Mantan Kapolda Sumber Irjen Teddy Minahasa resmi melawan Polri. Teddy mengirim surat banding setelah dipecat lantaran terlibat kasus peredaran narkoba.
"Berdasarkan Perpol Nomor 7 Tahun 2022 tentang Kode Etik Profesi dan Komisi Kode Etik Polri bahwa Irjen TM telah menyerahkan pernyataan banding (maksimal 3 hari setelah putusan sidang KKEP)," kata Karopenmas Div Humas Polri Brigjen Ahmad Ramadhan kepada wartawan, Senin (5/6).

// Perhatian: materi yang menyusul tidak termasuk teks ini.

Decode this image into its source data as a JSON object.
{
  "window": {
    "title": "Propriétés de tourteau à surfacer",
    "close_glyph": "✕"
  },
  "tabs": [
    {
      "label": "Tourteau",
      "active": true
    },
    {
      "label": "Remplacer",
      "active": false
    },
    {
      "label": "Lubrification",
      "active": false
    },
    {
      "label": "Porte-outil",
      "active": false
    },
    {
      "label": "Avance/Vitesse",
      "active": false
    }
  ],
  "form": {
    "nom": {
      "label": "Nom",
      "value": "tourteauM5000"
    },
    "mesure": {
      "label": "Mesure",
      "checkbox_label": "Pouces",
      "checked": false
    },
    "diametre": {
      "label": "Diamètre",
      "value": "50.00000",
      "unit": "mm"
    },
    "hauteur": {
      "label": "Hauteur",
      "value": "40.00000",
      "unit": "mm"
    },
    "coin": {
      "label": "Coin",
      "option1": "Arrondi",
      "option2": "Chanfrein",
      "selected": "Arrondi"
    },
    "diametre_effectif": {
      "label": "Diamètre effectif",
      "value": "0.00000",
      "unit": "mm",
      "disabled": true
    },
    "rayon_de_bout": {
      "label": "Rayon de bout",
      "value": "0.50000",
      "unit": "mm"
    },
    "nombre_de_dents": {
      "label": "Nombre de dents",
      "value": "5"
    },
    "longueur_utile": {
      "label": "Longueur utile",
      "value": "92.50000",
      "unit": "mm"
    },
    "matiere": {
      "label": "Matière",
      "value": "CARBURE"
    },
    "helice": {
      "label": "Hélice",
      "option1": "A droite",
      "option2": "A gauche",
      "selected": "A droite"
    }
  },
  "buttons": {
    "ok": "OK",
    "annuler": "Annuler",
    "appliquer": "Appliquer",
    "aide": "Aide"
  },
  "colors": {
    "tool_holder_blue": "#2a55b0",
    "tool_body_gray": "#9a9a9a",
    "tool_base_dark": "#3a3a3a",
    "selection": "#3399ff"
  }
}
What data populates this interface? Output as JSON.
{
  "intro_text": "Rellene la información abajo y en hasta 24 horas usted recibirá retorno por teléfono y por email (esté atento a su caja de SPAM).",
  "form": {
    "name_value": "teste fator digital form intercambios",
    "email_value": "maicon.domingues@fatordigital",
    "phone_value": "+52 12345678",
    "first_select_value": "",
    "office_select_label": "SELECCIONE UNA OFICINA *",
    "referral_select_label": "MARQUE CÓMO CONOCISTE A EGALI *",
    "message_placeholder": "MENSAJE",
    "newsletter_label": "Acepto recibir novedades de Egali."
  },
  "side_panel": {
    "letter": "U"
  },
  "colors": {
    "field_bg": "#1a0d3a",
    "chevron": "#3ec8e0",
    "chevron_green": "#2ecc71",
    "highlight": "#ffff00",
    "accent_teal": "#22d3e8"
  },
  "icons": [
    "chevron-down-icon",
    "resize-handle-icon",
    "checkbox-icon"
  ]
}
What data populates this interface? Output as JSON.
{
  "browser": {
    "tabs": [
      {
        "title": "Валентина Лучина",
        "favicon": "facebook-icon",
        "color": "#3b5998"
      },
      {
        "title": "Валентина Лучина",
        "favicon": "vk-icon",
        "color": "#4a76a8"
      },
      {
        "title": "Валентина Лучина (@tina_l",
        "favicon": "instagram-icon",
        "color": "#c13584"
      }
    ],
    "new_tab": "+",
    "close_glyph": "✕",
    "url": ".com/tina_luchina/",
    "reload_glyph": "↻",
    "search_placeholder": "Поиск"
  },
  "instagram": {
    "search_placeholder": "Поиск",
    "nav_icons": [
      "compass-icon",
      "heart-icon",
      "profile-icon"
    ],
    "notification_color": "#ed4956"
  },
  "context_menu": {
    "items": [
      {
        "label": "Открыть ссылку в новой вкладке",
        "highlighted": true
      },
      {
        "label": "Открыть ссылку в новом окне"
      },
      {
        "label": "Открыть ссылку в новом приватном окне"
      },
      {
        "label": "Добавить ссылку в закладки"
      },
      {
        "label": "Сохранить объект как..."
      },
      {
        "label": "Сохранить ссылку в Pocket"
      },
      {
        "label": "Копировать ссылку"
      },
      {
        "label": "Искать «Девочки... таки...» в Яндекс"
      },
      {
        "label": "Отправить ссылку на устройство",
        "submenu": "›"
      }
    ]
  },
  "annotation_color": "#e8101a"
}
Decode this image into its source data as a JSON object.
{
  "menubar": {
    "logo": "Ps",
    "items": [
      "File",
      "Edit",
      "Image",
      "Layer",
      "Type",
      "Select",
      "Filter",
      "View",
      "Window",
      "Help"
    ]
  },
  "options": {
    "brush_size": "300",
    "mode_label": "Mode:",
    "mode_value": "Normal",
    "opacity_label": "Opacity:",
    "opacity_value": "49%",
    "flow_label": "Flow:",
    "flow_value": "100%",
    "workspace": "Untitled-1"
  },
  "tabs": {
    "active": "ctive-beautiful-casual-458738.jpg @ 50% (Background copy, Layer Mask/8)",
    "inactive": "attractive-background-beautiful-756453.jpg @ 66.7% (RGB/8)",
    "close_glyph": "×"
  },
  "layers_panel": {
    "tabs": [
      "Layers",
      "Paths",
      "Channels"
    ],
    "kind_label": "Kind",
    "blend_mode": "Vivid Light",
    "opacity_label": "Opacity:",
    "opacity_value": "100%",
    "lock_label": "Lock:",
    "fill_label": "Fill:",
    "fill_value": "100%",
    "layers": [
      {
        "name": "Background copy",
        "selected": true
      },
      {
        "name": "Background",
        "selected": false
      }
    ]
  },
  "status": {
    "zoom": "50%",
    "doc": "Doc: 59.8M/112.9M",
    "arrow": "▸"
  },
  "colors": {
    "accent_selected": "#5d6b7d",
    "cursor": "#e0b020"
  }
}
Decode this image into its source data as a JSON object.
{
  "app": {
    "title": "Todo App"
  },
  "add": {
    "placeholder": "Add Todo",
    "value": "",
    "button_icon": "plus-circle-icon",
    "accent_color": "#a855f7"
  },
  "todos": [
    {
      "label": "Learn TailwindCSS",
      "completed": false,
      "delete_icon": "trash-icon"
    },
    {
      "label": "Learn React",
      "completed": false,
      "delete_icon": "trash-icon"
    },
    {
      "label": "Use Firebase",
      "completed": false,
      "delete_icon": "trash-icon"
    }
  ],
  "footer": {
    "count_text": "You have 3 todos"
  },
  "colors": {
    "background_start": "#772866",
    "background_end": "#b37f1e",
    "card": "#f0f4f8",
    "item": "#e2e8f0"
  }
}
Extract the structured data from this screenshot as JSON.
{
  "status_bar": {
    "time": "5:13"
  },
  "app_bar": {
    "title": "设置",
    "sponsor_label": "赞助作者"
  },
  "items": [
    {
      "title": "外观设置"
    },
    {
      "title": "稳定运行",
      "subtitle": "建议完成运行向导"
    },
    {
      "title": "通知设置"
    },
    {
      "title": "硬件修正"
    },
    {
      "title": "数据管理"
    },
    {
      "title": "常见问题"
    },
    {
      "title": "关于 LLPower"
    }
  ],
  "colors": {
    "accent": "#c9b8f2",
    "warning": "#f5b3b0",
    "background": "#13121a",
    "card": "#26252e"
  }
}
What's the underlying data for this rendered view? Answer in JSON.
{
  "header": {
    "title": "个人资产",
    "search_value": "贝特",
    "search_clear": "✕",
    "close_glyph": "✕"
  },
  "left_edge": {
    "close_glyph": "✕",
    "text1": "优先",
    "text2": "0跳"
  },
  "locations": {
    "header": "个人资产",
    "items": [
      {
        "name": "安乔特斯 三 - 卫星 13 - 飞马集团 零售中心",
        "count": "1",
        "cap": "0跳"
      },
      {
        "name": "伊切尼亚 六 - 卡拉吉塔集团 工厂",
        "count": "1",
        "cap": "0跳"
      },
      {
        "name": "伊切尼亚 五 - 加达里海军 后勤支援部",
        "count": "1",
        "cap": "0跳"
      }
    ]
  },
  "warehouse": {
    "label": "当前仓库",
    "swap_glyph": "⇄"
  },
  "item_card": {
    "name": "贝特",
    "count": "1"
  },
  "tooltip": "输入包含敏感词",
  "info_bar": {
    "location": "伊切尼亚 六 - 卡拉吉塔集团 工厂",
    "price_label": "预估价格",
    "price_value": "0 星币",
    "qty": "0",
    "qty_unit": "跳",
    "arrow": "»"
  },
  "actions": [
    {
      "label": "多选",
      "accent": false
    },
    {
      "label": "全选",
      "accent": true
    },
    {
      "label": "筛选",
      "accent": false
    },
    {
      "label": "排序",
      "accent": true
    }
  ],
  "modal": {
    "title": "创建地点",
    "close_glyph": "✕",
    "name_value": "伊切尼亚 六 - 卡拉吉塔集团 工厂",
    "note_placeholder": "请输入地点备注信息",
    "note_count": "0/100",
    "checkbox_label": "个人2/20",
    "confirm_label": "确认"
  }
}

Polri menjelaskan pengajuan memori banding ini dapat disampaikan paling lama 21 hari kerja. "Pengajuan memori banding dapat disampaikan paling lama 21 hari kerja sejak diterimanya putusan sidang KKEP (petikan putusan telah diserahkan kepada Irjen. TM melalui pendamping)," ujar dia.
Advertisement
Sebelumnya, Irjen Teddy Minahasa banding atas putusan sidang etik Komisi Kode Etik Polri (KKEP). Hasil sidang etik adalah memecat Irjen Teddy dari Polri karena terlibat kasus narkoba.
"Pelanggar menyatakan banding demikian hasil sidang komisi kode etik atas nama terduga Irjen TM," kata Karopenmas Divisi Humas Polri Brigjen Pol Ahmad Ramadhan di Gedung TNCC Polri, Jakarta, Selasa (30/5).
Teddy divonis sanksi etika dan administrasi akibat kasus dugaan peredaran narkoba. "Putusan sidang Komisi Kode Etik Polri, satu sanksi etika yaitu pelaku pelanggar dinyatakan sebagai perbuatan tercela," kata Ramadhan.
Sementara, sanksi administratif berupa sanksi pemberhentian secara tidak hormat (PTDH) sesuai aturan Peraturan Polri (Perpol) No 7 Tahun 2022.
"Kedua sanksi administratif berupa pemberhentian tidak dengan hormat atau PTDH bagi anggota polri," ujarnya.